Auch das Dach wurde saniert. Tobias Jahn führt uns über den gewaltigen Dachboden durch eine Tür, dahinter verbirgt sich das riesige Fernwerk. Ein für Besucher unsichtbares Orgelwunder, das von der Empore aus gespielt wird. Es hat 17 Register und 1222 Pfeifen. Die Töne finden ihren Weg durch einen 20 Meter langen Schallkanal, der zur Deckenrosette in 26 Metern Höhe führt. Sie erklingen durch ein Schallloch hoch oben in der Kirchendecke, das gleichzeitig als Entlüftungs- und Entrauchungsöffnung funktioniert.
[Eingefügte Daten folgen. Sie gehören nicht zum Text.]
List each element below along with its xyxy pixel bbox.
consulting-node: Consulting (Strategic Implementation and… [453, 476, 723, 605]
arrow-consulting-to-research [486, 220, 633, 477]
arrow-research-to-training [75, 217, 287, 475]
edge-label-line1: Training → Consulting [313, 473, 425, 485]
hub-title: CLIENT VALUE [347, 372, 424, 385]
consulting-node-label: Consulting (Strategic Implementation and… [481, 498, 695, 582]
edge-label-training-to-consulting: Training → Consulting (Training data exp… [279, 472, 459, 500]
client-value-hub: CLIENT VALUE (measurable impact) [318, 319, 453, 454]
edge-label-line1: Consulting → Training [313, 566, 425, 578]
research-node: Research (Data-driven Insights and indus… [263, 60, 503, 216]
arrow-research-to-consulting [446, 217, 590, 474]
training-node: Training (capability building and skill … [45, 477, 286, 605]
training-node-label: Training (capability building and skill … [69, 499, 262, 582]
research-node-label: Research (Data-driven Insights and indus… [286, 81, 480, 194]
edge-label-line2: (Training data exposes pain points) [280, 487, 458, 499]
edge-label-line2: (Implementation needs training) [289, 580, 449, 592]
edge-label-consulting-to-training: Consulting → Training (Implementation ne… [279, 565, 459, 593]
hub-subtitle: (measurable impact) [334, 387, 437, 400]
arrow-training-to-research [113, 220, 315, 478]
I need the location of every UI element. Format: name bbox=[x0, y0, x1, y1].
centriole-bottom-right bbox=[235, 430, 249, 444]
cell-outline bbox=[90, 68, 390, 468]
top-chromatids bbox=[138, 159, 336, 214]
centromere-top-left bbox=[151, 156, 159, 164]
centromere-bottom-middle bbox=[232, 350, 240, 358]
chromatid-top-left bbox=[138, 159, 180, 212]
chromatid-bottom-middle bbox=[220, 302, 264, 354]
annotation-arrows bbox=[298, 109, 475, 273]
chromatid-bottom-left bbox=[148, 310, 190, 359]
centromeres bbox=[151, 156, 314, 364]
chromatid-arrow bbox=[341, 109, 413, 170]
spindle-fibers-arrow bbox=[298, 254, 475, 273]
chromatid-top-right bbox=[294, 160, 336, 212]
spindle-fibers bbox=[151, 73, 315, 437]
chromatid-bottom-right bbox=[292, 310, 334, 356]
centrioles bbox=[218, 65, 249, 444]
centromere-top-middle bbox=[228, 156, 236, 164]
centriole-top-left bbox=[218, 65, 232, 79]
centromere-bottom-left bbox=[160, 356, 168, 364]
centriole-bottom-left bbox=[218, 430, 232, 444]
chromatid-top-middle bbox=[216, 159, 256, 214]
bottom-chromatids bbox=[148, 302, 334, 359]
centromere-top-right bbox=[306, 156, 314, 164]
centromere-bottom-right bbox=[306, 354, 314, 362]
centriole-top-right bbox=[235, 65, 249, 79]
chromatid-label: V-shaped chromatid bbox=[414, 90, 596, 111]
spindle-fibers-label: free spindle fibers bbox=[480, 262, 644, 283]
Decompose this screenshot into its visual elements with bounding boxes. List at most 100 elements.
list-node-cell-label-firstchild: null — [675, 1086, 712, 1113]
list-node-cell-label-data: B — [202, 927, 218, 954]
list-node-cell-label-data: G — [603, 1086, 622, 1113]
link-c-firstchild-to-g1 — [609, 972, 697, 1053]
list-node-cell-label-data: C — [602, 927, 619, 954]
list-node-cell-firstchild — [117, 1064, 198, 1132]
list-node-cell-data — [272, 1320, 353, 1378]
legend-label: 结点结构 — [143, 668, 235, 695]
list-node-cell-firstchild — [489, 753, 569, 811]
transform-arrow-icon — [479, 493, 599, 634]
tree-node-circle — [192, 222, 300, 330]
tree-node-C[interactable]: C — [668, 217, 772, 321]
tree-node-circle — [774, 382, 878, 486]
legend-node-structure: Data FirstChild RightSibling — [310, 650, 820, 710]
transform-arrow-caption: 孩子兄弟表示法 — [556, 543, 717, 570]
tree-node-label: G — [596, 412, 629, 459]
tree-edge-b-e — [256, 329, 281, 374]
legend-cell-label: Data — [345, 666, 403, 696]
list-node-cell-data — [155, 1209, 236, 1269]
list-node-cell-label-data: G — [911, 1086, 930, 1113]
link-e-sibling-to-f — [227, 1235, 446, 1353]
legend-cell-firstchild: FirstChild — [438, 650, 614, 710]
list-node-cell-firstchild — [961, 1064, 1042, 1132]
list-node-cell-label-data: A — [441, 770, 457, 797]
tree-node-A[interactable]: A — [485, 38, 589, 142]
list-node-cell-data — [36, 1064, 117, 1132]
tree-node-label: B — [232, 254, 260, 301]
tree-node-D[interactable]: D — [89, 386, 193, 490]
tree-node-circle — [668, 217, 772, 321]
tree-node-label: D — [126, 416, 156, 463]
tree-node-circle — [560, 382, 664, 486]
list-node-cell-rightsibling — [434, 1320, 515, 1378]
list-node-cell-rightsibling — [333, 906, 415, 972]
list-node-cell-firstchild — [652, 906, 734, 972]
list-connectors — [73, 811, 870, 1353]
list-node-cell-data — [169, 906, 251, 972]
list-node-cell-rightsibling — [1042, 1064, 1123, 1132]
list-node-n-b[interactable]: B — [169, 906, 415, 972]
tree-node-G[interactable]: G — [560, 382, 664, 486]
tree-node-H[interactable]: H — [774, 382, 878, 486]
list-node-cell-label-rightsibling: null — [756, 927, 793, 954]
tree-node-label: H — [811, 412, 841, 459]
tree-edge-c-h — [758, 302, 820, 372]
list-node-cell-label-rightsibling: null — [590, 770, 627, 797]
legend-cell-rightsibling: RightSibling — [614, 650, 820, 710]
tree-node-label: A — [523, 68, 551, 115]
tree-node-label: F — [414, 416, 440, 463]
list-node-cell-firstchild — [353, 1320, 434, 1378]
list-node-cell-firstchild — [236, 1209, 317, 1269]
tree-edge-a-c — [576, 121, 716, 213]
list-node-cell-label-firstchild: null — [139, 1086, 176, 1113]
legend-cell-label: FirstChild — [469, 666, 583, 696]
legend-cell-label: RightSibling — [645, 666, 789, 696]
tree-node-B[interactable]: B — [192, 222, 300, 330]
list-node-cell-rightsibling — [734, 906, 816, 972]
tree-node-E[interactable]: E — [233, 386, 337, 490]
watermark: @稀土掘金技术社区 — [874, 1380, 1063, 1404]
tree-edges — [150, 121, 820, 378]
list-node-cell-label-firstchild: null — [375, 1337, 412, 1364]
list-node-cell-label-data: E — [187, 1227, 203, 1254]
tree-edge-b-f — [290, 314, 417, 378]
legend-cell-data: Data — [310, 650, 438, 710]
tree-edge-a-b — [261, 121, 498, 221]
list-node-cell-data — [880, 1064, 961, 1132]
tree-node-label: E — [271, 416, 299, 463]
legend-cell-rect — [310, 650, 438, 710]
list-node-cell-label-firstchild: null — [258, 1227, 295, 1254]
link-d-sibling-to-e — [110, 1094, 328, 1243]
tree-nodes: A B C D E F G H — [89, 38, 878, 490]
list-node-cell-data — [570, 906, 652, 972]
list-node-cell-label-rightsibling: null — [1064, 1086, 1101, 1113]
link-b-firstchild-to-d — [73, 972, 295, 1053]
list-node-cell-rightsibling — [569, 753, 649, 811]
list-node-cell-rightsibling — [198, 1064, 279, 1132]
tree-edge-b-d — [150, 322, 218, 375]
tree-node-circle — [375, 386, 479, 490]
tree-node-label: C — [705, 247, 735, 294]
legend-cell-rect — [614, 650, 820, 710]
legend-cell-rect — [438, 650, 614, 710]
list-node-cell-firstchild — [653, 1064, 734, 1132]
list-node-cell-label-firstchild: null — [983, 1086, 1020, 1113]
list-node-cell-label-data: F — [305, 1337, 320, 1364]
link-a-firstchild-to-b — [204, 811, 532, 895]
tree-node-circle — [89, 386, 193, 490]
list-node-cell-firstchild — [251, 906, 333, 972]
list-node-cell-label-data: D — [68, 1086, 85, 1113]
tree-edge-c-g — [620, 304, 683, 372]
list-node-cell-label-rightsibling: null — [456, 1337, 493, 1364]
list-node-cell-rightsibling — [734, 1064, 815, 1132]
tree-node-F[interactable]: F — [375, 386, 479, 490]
Für Tobias Jahn ist sein Job im Michel „eine Berufung“. Seine Frau sagt ihm manchmal, dass er ja eigentlich mehr mit dem Michel als mit ihr verheiratet sei. Einmal, als er Geburtstag hatte, haben sie nur für ihn von der Empore herunter ein Ständchen gespielt. Manuel Gera, einer der beiden Kirchenmusikdirektoren, saß an der Orgel. Und Josef Thöne, der Türmer, blies auf der Trompete. Da, sagt Tobias Jahn, habe er vor Rührung ein paar Tränen vergossen. Ganz allein saß er unten im Kirchenschiff.

Tobias Jahn an den Grundmauern des Turms beim Rundgang durch die
unterirdischen Gänge. Der Michel-Küster
kennt in dem Gebäude jeden Winkel
Tobias Jahn an den Grundmauern des Turms beim Rundgang durch die unterirdischen Gänge. Der Michel-Küster kennt in dem Gebäude jeden Winkel © HA | Roland Magunia

Wir machen uns auf den Weg nach oben. Der Fahrstuhl braucht nur 30 Sekunden für die 103 Meter. Auf dem Turm haben sich heute nur wenige Touristen versammelt. Es ist neun Uhr abends. Ein kalter Wind bläst durch die hohen Gitterstäbe. Die Stadt liegt uns funkelnd zu Füßen. Ein imposantes Lichtermeer mit zahlreichen Fixpunkten beim abendlichen Rundgang auf der Plattform. Die Elbe und die großen Schiffsdocks, Tanzende Türme am Eingang der Reeperbahn, Fernsehturm, Alster, Rathaus, Nikolaikirche, Speicherstadt-Ensemble, Elbphilharmonie. Und dann wieder von vorn.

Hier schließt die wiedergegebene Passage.